Approaching LLMs, softly-softly

This last week at work, in a personal first, I used the ChatGPT API in earnest to prototype something. I am working with Hidden Door on generative narrative experiences. This is basically the perfect application for large language models, applied judiciously, as a piece of the puzzle, and by people who care about safety and control (I use “safety” in the sense of “safe to put in front of people”, not in the sense of existential risk).

I’ve maintained a thread of interest in language models since reading The Unreasonable Effectiveness of Recurrent Neural Networks way back in 2015, several centuries of language model development ago. I remember watching my tiny character-level RNN generate Shakespeare (then, when someone goaded me at a local Python meetup, Trump speeches) one character at a time. It felt kind of magical. In 2018, I joined Fast Forward Labs, right around when BERT was released. We did a whole bunch of experimentation with it; benchmarking on common NLP tasks, and building toy apps. Just last year, I made THE EMOTINOMICON using the Cohere API.

Yet, when speaking to a colleague a few days ago, I mentioned I hadn’t really used LLMs. I guess what I meant to say was I haven’t used this very latest generation of LLMs much (which is now also not true). Recent developments — ChatGPT & co. — with their heavy emphasis on prompt engineering, feel like a qualitatively different thing.

Given this sustained, if sparse, interest, it’s maybe a bit surprising that I’ve been cautious on current generation LLMs. I should be all over this hype wave, if only as a quiet voice of moderation, but I haven’t been. It’s not because I don’t think the technology is useful, when thoughtfully applied.

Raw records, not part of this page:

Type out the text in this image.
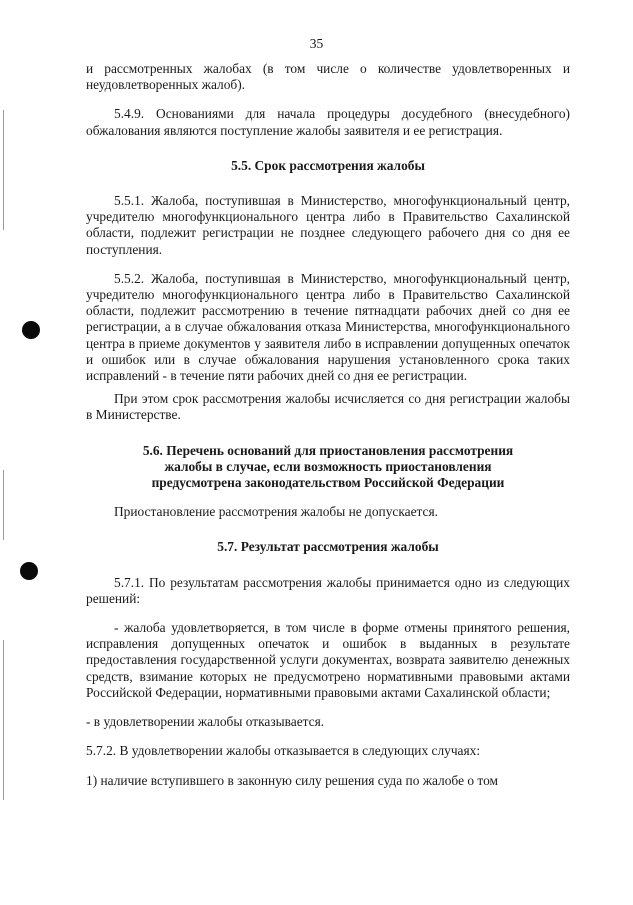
35

и рассмотренных жалобах (в том числе о количестве удовлетворенных и неудовлетворенных жалоб).

5.4.9. Основаниями для начала процедуры досудебного (внесудебного) обжалования являются поступление жалобы заявителя и ее регистрация.

5.5. Срок рассмотрения жалобы

5.5.1. Жалоба, поступившая в Министерство, многофункциональный центр, учредителю многофункционального центра либо в Правительство Сахалинской области, подлежит регистрации не позднее следующего рабочего дня со дня ее поступления.

5.5.2. Жалоба, поступившая в Министерство, многофункциональный центр, учредителю многофункционального центра либо в Правительство Сахалинской области, подлежит рассмотрению в течение пятнадцати рабочих дней со дня ее регистрации, а в случае обжалования отказа Министерства, многофункционального центра в приеме документов у заявителя либо в исправлении допущенных опечаток и ошибок или в случае обжалования нарушения установленного срока таких исправлений - в течение пяти рабочих дней со дня ее регистрации.

При этом срок рассмотрения жалобы исчисляется со дня регистрации жалобы в Министерстве.

5.6. Перечень оснований для приостановления рассмотрения жалобы в случае, если возможность приостановления предусмотрена законодательством Российской Федерации

Приостановление рассмотрения жалобы не допускается.

5.7. Результат рассмотрения жалобы

5.7.1. По результатам рассмотрения жалобы принимается одно из следующих решений:

- жалоба удовлетворяется, в том числе в форме отмены принятого решения, исправления допущенных опечаток и ошибок в выданных в результате предоставления государственной услуги документах, возврата заявителю денежных средств, взимание которых не предусмотрено нормативными правовыми актами Российской Федерации, нормативными правовыми актами Сахалинской области;

- в удовлетворении жалобы отказывается.

5.7.2. В удовлетворении жалобы отказывается в следующих случаях:

1) наличие вступившего в законную силу решения суда по жалобе о том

I’ve kept my professional distance from LLMs because, well, it seems like lots of people are yelling about them. Not angry yelling, just yelling. (I mean, there’s some angry yelling). I think I have ChatGPT screenshot fatigue. It’s easy, fast, and cheap engagement bait to post a screenshot and incredulous reaction. Writing about GPT has the same sort of grift density as Web3. Here’s hoping I can lower that density by one microgrift-per-unit-blog here.

Most of the successes and failures seem, if not obvious, certainly explicable, when we acknowledge that what is happening is (really, really good) prompt completion. It is surprising that prompt completion works so well, but prompt completion is what is happening, mechanistically. A bunch of matrices are multiplied, etc, and we repeatedly sample from a conditional distribution of tokens.

GPT is just a sequential model of language (yeah, yeah, I’m ignoring the multi-modal abilities of GPT-4. Spirit, not letter.), but it turns out that a sufficiently good sequential model of language is enough to kind of fake “reasoning”, at least about things that can be interpolated from the content of the internet. We can build useful stuff with that level of reasoning. I like Simon Willison’s analogy: GPT as a (nondeterministic) calculator for words. I also like sci-fi author Ted Chiang’s: ChatGPT is a Blurry JPEG of the Web. Neither is precise, but that’s the point of an analogy, and both are more useful mental models than GPT-as-oracle.

I’m finally allowing myself to get a little bit excited, and explore applications beyond text generation. We can build around the fact that LLM output is probabilistic text. We can apply parsers for structured output, allow for regenerating responses, and provide sensible fallbacks. We can pipe into an embedding model and place ourselves in the familiar land of similarity search. We can do the engineering around language models to make them genuinely useful, and it isn’t even very hard engineering.

The ability of LLMs to make interpolative queries of essentially unbounded amounts of text seems to me to represent a novel computational capability. A capability in the same sense that structured query languages, and concurrency primitives, and, I dunno, the DOM, each give us some capabilities. LLMs will not replace all of software, though as they find their way into the software development process itself, I expect an exponentially increasing amount software will have involved an LLM in its construction. One must hope that they are employed intelligently, as an aid, and not carelessly, as a replacement for thinking. They are not fully capable general purpose reasoners, they are not sentient. They are a usefully different sort of capability than what brains have, and what previous software systems have had.

I’m looking forward to the breathlessness waning, and exploring how we integrate these things into useful tools for humans to use.